Penelitian yang ia lakukan menggunakan teknik modifikasi tarsorafi, yaitu mengombinasikan levator recess, tarsorafi lateral sepanjang 10 mm, serta kantopeksi atau lateral tarsal strip (LTS) dan kantoplasti. Teknik levator recess bertujuan untuk melemaskan otot levator dan menurunkan kelopak mata atas agar membuat kelopak mata dapat menutup secara pasif. Ia menyimpulkan teknik modifikasi tarsorafi sama efektifnya dibanding teknik gold weight implant sebagai tatalaksana operatif lagoftalmus paralisis pada penderita lepra. “Teknik modifikasi tarsorafi sama efektifnya dibanding teknik gold weight implant dalam penurunan jarak lagoftalmus dengan dan tanpa penekanan minimal, penilaian air mata subjektif dan objektif, perbaikan epiteliopati, mengurangi pajanan kornea, dan sensibilitas kornea,”katanya.

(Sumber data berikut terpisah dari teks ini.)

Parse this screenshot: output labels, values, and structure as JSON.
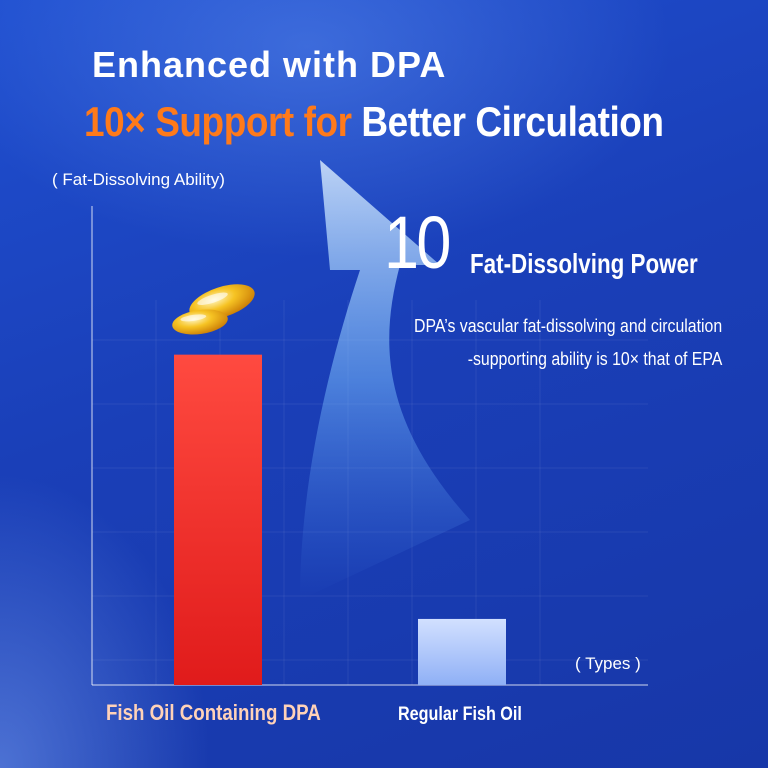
{
  "header": {
    "headline": "Enhanced with DPA",
    "subhead_accent": "10× Support for",
    "subhead_rest": "Better Circulation"
  },
  "callout": {
    "number": "10",
    "label": "Fat-Dissolving Power",
    "description_line1": "DPA’s vascular fat-dissolving and circulation",
    "description_line2": "-supporting ability is 10× that of EPA"
  },
  "chart_data": {
    "type": "bar",
    "categories": [
      "Fish Oil Containing DPA",
      "Regular Fish Oil"
    ],
    "values": [
      10,
      2
    ],
    "ylabel": "( Fat-Dissolving Ability)",
    "xlabel": "( Types )",
    "ylim": [
      0,
      14.5
    ],
    "grid": true,
    "bar_colors": [
      "#e8201f",
      "#b8cdfb"
    ],
    "decorations": [
      "capsule-icon",
      "up-arrow-icon"
    ]
  },
  "colors": {
    "background": "#1a3fb8",
    "accent": "#ff7a1a",
    "bar_dpa": "#e8201f",
    "bar_regular": "#b8cdfb",
    "capsule": "#f3b514"
  }
}
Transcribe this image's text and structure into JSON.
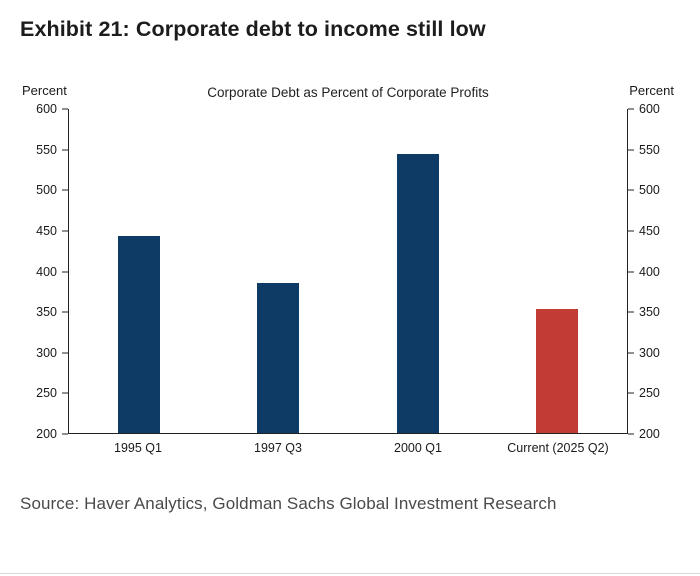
{
  "page": {
    "title": "Exhibit 21: Corporate debt to income still low",
    "source": "Source: Haver Analytics, Goldman Sachs Global Investment Research"
  },
  "chart_data": {
    "type": "bar",
    "title": "Corporate Debt as Percent of Corporate Profits",
    "categories": [
      "1995 Q1",
      "1997 Q3",
      "2000 Q1",
      "Current (2025 Q2)"
    ],
    "values": [
      443,
      385,
      545,
      353
    ],
    "bar_colors": [
      "#0d3b66",
      "#0d3b66",
      "#0d3b66",
      "#c23b35"
    ],
    "ylabel_left": "Percent",
    "ylabel_right": "Percent",
    "ylim": [
      200,
      600
    ],
    "yticks": [
      200,
      250,
      300,
      350,
      400,
      450,
      500,
      550,
      600
    ],
    "grid": false,
    "legend": "none",
    "colors": {
      "navy": "#0d3b66",
      "red": "#c23b35"
    }
  }
}
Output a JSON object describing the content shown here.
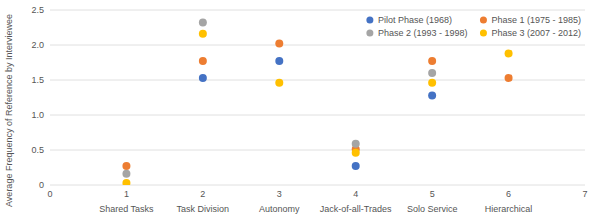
{
  "chart_data": {
    "type": "scatter",
    "y_label": "Average Frequency of Reference by Interviewee",
    "xlim": [
      0,
      7
    ],
    "xticks": [
      0,
      1,
      2,
      3,
      4,
      5,
      6,
      7
    ],
    "ylim": [
      0,
      2.5
    ],
    "yticks": [
      0,
      0.5,
      {
        "value": 1,
        "label": "1.0"
      },
      1.5,
      {
        "value": 2,
        "label": "2.0"
      },
      2.5
    ],
    "annotations": [
      {
        "text": "Shared Tasks",
        "x": 1
      },
      {
        "text": "Task Division",
        "x": 2
      },
      {
        "text": "Autonomy",
        "x": 3
      },
      {
        "text": "Jack-of-all-Trades",
        "x": 4
      },
      {
        "text": "Solo Service",
        "x": 5
      },
      {
        "text": "Hierarchical",
        "x": 6
      }
    ],
    "series": [
      {
        "name": "Pilot Phase (1968)",
        "color": "#4472C4",
        "x": [
          2,
          3,
          4,
          5
        ],
        "values": [
          1.53,
          1.77,
          0.27,
          1.28
        ]
      },
      {
        "name": "Phase 1 (1975 - 1985)",
        "color": "#ED7D31",
        "x": [
          1,
          2,
          3,
          4,
          5,
          6
        ],
        "values": [
          0.27,
          1.77,
          2.02,
          0.51,
          1.77,
          1.53
        ]
      },
      {
        "name": "Phase 2 (1993 - 1998)",
        "color": "#A5A5A5",
        "x": [
          1,
          2,
          4,
          5
        ],
        "values": [
          0.16,
          2.32,
          0.59,
          1.6
        ]
      },
      {
        "name": "Phase 3 (2007 - 2012)",
        "color": "#FFC000",
        "x": [
          1,
          2,
          3,
          4,
          5,
          6
        ],
        "values": [
          0.03,
          2.16,
          1.46,
          0.46,
          1.46,
          1.88
        ]
      }
    ],
    "grid": true,
    "legend": "upper right"
  }
}
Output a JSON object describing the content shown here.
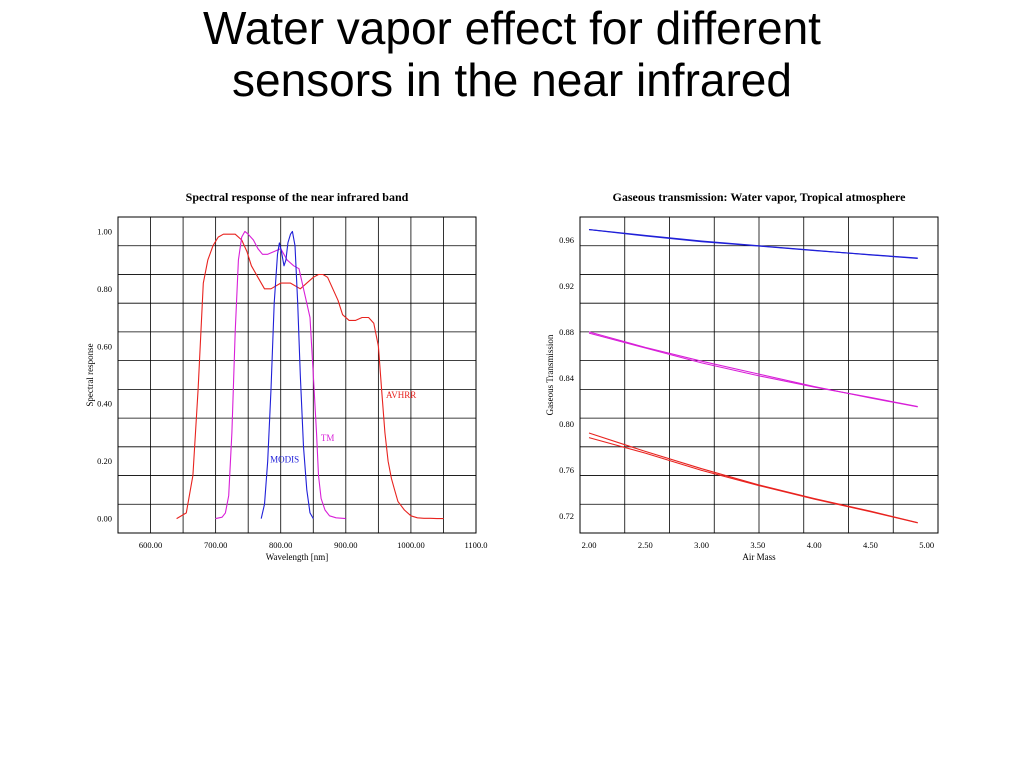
{
  "slide": {
    "title_line1": "Water vapor effect for different",
    "title_line2": "sensors in the near infrared"
  },
  "chart_data": [
    {
      "type": "line",
      "title": "Spectral response of the near infrared band",
      "xlabel": "Wavelength [nm]",
      "ylabel": "Spectral response",
      "xlim": [
        550,
        1100
      ],
      "ylim": [
        -0.05,
        1.05
      ],
      "xticks": [
        600,
        700,
        800,
        900,
        1000,
        1100
      ],
      "xtick_labels": [
        "600.00",
        "700.00",
        "800.00",
        "900.00",
        "1000.00",
        "1100.0"
      ],
      "yticks": [
        0,
        0.2,
        0.4,
        0.6,
        0.8,
        1.0
      ],
      "ytick_labels": [
        "0.00",
        "0.20",
        "0.40",
        "0.60",
        "0.80",
        "1.00"
      ],
      "grid": true,
      "series": [
        {
          "name": "AVHRR",
          "color": "#e8231f",
          "x": [
            640,
            655,
            665,
            673,
            681,
            688,
            696,
            704,
            712,
            720,
            730,
            740,
            748,
            755,
            765,
            775,
            785,
            800,
            815,
            830,
            840,
            850,
            858,
            865,
            872,
            880,
            888,
            895,
            905,
            915,
            925,
            935,
            943,
            950,
            955,
            960,
            965,
            970,
            975,
            980,
            990,
            1000,
            1010,
            1020,
            1030,
            1040,
            1050
          ],
          "y": [
            0,
            0.02,
            0.15,
            0.45,
            0.82,
            0.9,
            0.95,
            0.98,
            0.99,
            0.99,
            0.99,
            0.97,
            0.93,
            0.88,
            0.84,
            0.8,
            0.8,
            0.82,
            0.82,
            0.8,
            0.82,
            0.84,
            0.85,
            0.85,
            0.84,
            0.8,
            0.76,
            0.71,
            0.69,
            0.69,
            0.7,
            0.7,
            0.68,
            0.6,
            0.45,
            0.3,
            0.2,
            0.14,
            0.1,
            0.06,
            0.03,
            0.01,
            0.003,
            0.001,
            0.001,
            0,
            0
          ]
        },
        {
          "name": "TM",
          "color": "#d81fd8",
          "x": [
            700,
            710,
            715,
            720,
            725,
            730,
            735,
            740,
            745,
            750,
            758,
            765,
            772,
            780,
            790,
            800,
            810,
            820,
            828,
            835,
            840,
            845,
            850,
            855,
            858,
            862,
            868,
            875,
            885,
            895,
            900
          ],
          "y": [
            0,
            0.005,
            0.02,
            0.08,
            0.3,
            0.65,
            0.9,
            0.98,
            1.0,
            0.99,
            0.97,
            0.94,
            0.92,
            0.92,
            0.93,
            0.94,
            0.9,
            0.88,
            0.87,
            0.8,
            0.75,
            0.7,
            0.5,
            0.3,
            0.15,
            0.07,
            0.03,
            0.01,
            0.003,
            0.001,
            0
          ]
        },
        {
          "name": "MODIS",
          "color": "#2020d8",
          "x": [
            770,
            775,
            780,
            785,
            790,
            795,
            798,
            801,
            805,
            808,
            811,
            815,
            818,
            822,
            826,
            830,
            835,
            840,
            845,
            850
          ],
          "y": [
            0,
            0.05,
            0.2,
            0.45,
            0.75,
            0.92,
            0.96,
            0.93,
            0.88,
            0.9,
            0.96,
            0.99,
            1.0,
            0.95,
            0.75,
            0.5,
            0.25,
            0.1,
            0.02,
            0
          ]
        }
      ],
      "annotations": [
        {
          "text": "AVHRR",
          "x": 985,
          "y": 0.42,
          "color": "#e8231f"
        },
        {
          "text": "TM",
          "x": 872,
          "y": 0.27,
          "color": "#d81fd8"
        },
        {
          "text": "MODIS",
          "x": 806,
          "y": 0.195,
          "color": "#2020d8"
        }
      ]
    },
    {
      "type": "line",
      "title": "Gaseous transmission: Water vapor, Tropical atmosphere",
      "xlabel": "Air Mass",
      "ylabel": "Gaseous Transmission",
      "xlim": [
        1.92,
        5.1
      ],
      "ylim": [
        0.705,
        0.98
      ],
      "xticks": [
        2.0,
        2.5,
        3.0,
        3.5,
        4.0,
        4.5,
        5.0
      ],
      "xtick_labels": [
        "2.00",
        "2.50",
        "3.00",
        "3.50",
        "4.00",
        "4.50",
        "5.00"
      ],
      "yticks": [
        0.72,
        0.76,
        0.8,
        0.84,
        0.88,
        0.92,
        0.96
      ],
      "ytick_labels": [
        "0.72",
        "0.76",
        "0.80",
        "0.84",
        "0.88",
        "0.92",
        "0.96"
      ],
      "grid": true,
      "series": [
        {
          "color": "#2020d8",
          "x": [
            2.0,
            2.5,
            3.0,
            3.5,
            4.0,
            4.5,
            4.92
          ],
          "y": [
            0.969,
            0.964,
            0.959,
            0.955,
            0.951,
            0.947,
            0.944
          ]
        },
        {
          "color": "#2020d8",
          "x": [
            2.0,
            2.5,
            3.0,
            3.5,
            4.0,
            4.5,
            4.92
          ],
          "y": [
            0.969,
            0.9635,
            0.9585,
            0.9548,
            0.9508,
            0.9472,
            0.9442
          ]
        },
        {
          "color": "#d81fd8",
          "x": [
            2.0,
            2.5,
            3.0,
            3.5,
            4.0,
            4.5,
            4.92
          ],
          "y": [
            0.879,
            0.866,
            0.853,
            0.842,
            0.832,
            0.823,
            0.815
          ]
        },
        {
          "color": "#d81fd8",
          "x": [
            2.0,
            2.5,
            3.0,
            3.5,
            4.0,
            4.5,
            4.92
          ],
          "y": [
            0.88,
            0.8665,
            0.8545,
            0.8435,
            0.8325,
            0.8225,
            0.8148
          ]
        },
        {
          "color": "#e8231f",
          "x": [
            2.0,
            2.5,
            3.0,
            3.5,
            4.0,
            4.5,
            4.92
          ],
          "y": [
            0.792,
            0.776,
            0.761,
            0.747,
            0.735,
            0.724,
            0.714
          ]
        },
        {
          "color": "#e8231f",
          "x": [
            2.0,
            2.5,
            3.0,
            3.5,
            4.0,
            4.5,
            4.92
          ],
          "y": [
            0.788,
            0.7745,
            0.7595,
            0.7465,
            0.7345,
            0.7235,
            0.7138
          ]
        }
      ]
    }
  ]
}
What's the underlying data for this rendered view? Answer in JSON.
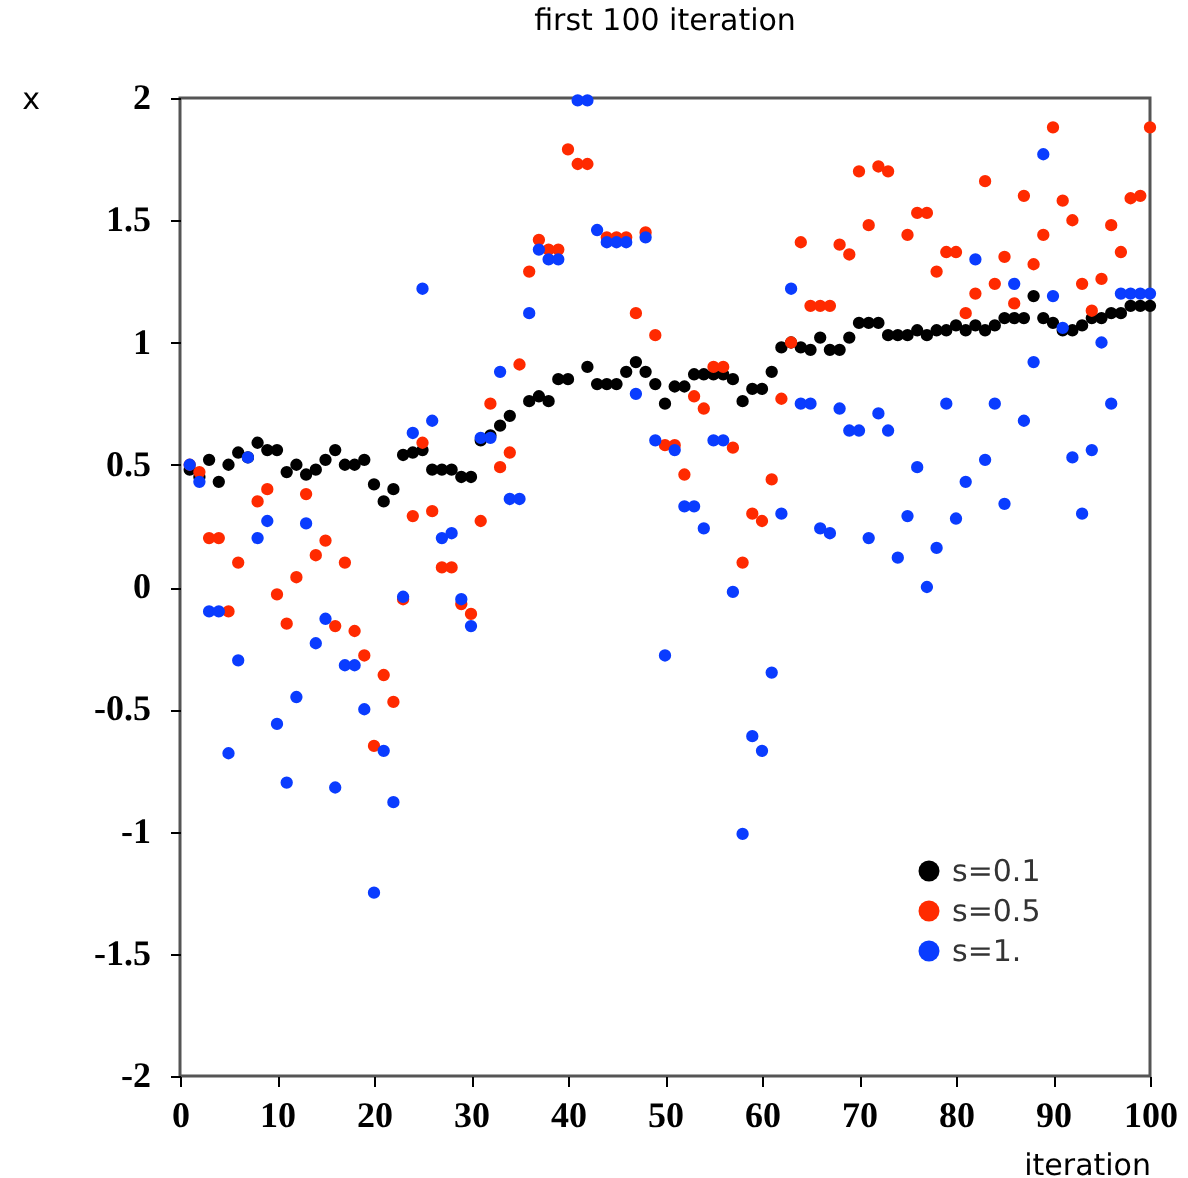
{
  "chart_data": {
    "type": "scatter",
    "title": "first 100 iteration",
    "xlabel": "iteration",
    "ylabel": "x",
    "xlim": [
      0,
      100
    ],
    "xticks": [
      0,
      10,
      20,
      30,
      40,
      50,
      60,
      70,
      80,
      90,
      100
    ],
    "ylim": [
      -2,
      2
    ],
    "yticks": [
      -2,
      -1.5,
      -1,
      -0.5,
      0,
      0.5,
      1,
      1.5,
      2
    ],
    "legend": "bottom right",
    "marker": "circle",
    "series": [
      {
        "name": "s=0.1",
        "color": "#000000",
        "x": [
          1,
          2,
          3,
          4,
          5,
          6,
          7,
          8,
          9,
          10,
          11,
          12,
          13,
          14,
          15,
          16,
          17,
          18,
          19,
          20,
          21,
          22,
          23,
          24,
          25,
          26,
          27,
          28,
          29,
          30,
          31,
          32,
          33,
          34,
          36,
          37,
          38,
          39,
          40,
          42,
          43,
          44,
          45,
          46,
          47,
          48,
          49,
          50,
          51,
          52,
          53,
          54,
          55,
          56,
          57,
          58,
          59,
          60,
          61,
          62,
          63,
          64,
          65,
          66,
          67,
          68,
          69,
          70,
          71,
          72,
          73,
          74,
          75,
          76,
          77,
          78,
          79,
          80,
          81,
          82,
          83,
          84,
          85,
          86,
          87,
          88,
          89,
          90,
          91,
          92,
          93,
          94,
          95,
          96,
          97,
          98,
          99,
          100
        ],
        "values": [
          0.48,
          0.45,
          0.52,
          0.43,
          0.5,
          0.55,
          0.53,
          0.59,
          0.56,
          0.56,
          0.47,
          0.5,
          0.46,
          0.48,
          0.52,
          0.56,
          0.5,
          0.5,
          0.52,
          0.42,
          0.35,
          0.4,
          0.54,
          0.55,
          0.56,
          0.48,
          0.48,
          0.48,
          0.45,
          0.45,
          0.6,
          0.62,
          0.66,
          0.7,
          0.76,
          0.78,
          0.76,
          0.85,
          0.85,
          0.9,
          0.83,
          0.83,
          0.83,
          0.88,
          0.92,
          0.88,
          0.83,
          0.75,
          0.82,
          0.82,
          0.87,
          0.87,
          0.87,
          0.87,
          0.85,
          0.76,
          0.81,
          0.81,
          0.88,
          0.98,
          1.0,
          0.98,
          0.97,
          1.02,
          0.97,
          0.97,
          1.02,
          1.08,
          1.08,
          1.08,
          1.03,
          1.03,
          1.03,
          1.05,
          1.03,
          1.05,
          1.05,
          1.07,
          1.05,
          1.07,
          1.05,
          1.07,
          1.1,
          1.1,
          1.1,
          1.19,
          1.1,
          1.08,
          1.05,
          1.05,
          1.07,
          1.1,
          1.1,
          1.12,
          1.12,
          1.15,
          1.15,
          1.15
        ]
      },
      {
        "name": "s=0.5",
        "color": "#ff2a00",
        "x": [
          1,
          2,
          3,
          4,
          5,
          6,
          8,
          9,
          10,
          11,
          12,
          13,
          14,
          15,
          16,
          17,
          18,
          19,
          20,
          21,
          22,
          23,
          24,
          25,
          26,
          27,
          28,
          29,
          30,
          31,
          32,
          33,
          34,
          35,
          36,
          37,
          38,
          39,
          40,
          41,
          42,
          44,
          45,
          46,
          47,
          48,
          49,
          50,
          51,
          52,
          53,
          54,
          55,
          56,
          57,
          58,
          59,
          60,
          61,
          62,
          63,
          64,
          65,
          66,
          67,
          68,
          69,
          70,
          71,
          72,
          73,
          75,
          76,
          77,
          78,
          79,
          80,
          81,
          82,
          83,
          84,
          85,
          86,
          87,
          88,
          89,
          90,
          91,
          92,
          93,
          94,
          95,
          96,
          97,
          98,
          99,
          100
        ],
        "values": [
          0.5,
          0.47,
          0.2,
          0.2,
          -0.1,
          0.1,
          0.35,
          0.4,
          -0.03,
          -0.15,
          0.04,
          0.38,
          0.13,
          0.19,
          -0.16,
          0.1,
          -0.18,
          -0.28,
          -0.65,
          -0.36,
          -0.47,
          -0.05,
          0.29,
          0.59,
          0.31,
          0.08,
          0.08,
          -0.07,
          -0.11,
          0.27,
          0.75,
          0.49,
          0.55,
          0.91,
          1.29,
          1.42,
          1.38,
          1.38,
          1.79,
          1.73,
          1.73,
          1.43,
          1.43,
          1.43,
          1.12,
          1.45,
          1.03,
          0.58,
          0.58,
          0.46,
          0.78,
          0.73,
          0.9,
          0.9,
          0.57,
          0.1,
          0.3,
          0.27,
          0.44,
          0.77,
          1.0,
          1.41,
          1.15,
          1.15,
          1.15,
          1.4,
          1.36,
          1.7,
          1.48,
          1.72,
          1.7,
          1.44,
          1.53,
          1.53,
          1.29,
          1.37,
          1.37,
          1.12,
          1.2,
          1.66,
          1.24,
          1.35,
          1.16,
          1.6,
          1.32,
          1.44,
          1.88,
          1.58,
          1.5,
          1.24,
          1.13,
          1.26,
          1.48,
          1.37,
          1.59,
          1.6,
          1.88
        ]
      },
      {
        "name": "s=1.",
        "color": "#0a3cff",
        "x": [
          1,
          2,
          3,
          4,
          5,
          6,
          7,
          8,
          9,
          10,
          11,
          12,
          13,
          14,
          15,
          16,
          17,
          18,
          19,
          20,
          21,
          22,
          23,
          24,
          25,
          26,
          27,
          28,
          29,
          30,
          31,
          32,
          33,
          34,
          35,
          36,
          37,
          38,
          39,
          41,
          42,
          43,
          44,
          45,
          46,
          47,
          48,
          49,
          50,
          51,
          52,
          53,
          54,
          55,
          56,
          57,
          58,
          59,
          60,
          61,
          62,
          63,
          64,
          65,
          66,
          67,
          68,
          69,
          70,
          71,
          72,
          73,
          74,
          75,
          76,
          77,
          78,
          79,
          80,
          81,
          82,
          83,
          84,
          85,
          86,
          87,
          88,
          89,
          90,
          91,
          92,
          93,
          94,
          95,
          96,
          97,
          98,
          99,
          100
        ],
        "values": [
          0.5,
          0.43,
          -0.1,
          -0.1,
          -0.68,
          -0.3,
          0.53,
          0.2,
          0.27,
          -0.56,
          -0.8,
          -0.45,
          0.26,
          -0.23,
          -0.13,
          -0.82,
          -0.32,
          -0.32,
          -0.5,
          -1.25,
          -0.67,
          -0.88,
          -0.04,
          0.63,
          1.22,
          0.68,
          0.2,
          0.22,
          -0.05,
          -0.16,
          0.61,
          0.61,
          0.88,
          0.36,
          0.36,
          1.12,
          1.38,
          1.34,
          1.34,
          1.99,
          1.99,
          1.46,
          1.41,
          1.41,
          1.41,
          0.79,
          1.43,
          0.6,
          -0.28,
          0.56,
          0.33,
          0.33,
          0.24,
          0.6,
          0.6,
          -0.02,
          -1.01,
          -0.61,
          -0.67,
          -0.35,
          0.3,
          1.22,
          0.75,
          0.75,
          0.24,
          0.22,
          0.73,
          0.64,
          0.64,
          0.2,
          0.71,
          0.64,
          0.12,
          0.29,
          0.49,
          0.0,
          0.16,
          0.75,
          0.28,
          0.43,
          1.34,
          0.52,
          0.75,
          0.34,
          1.24,
          0.68,
          0.92,
          1.77,
          1.19,
          1.06,
          0.53,
          0.3,
          0.56,
          1.0,
          0.75,
          1.2,
          1.2,
          1.2,
          1.2
        ]
      }
    ]
  }
}
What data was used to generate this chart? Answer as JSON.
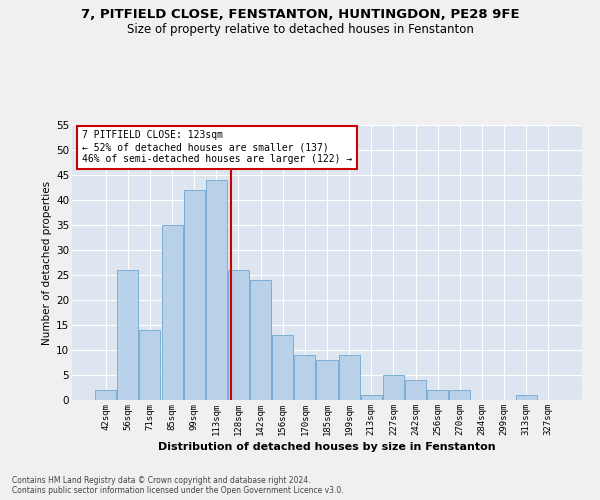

Menurutnya, teknik modifikasi tarsorafi lebih efisien dibanding teknik gold weight implant sebagai tatalaksana operatif lagoftalmus paralisis pada penderita lepra. Bahkan, teknik modifikasi tarsorafi lebih efisien dibanding teknik gold weight implant dalam hal komplikasi dan biaya operasi. “Teknik modifikasi tarsorafi sama efisiennya dengan teknik gold weight implant dalam hal durasi lamanya operasi,”pungkasnya.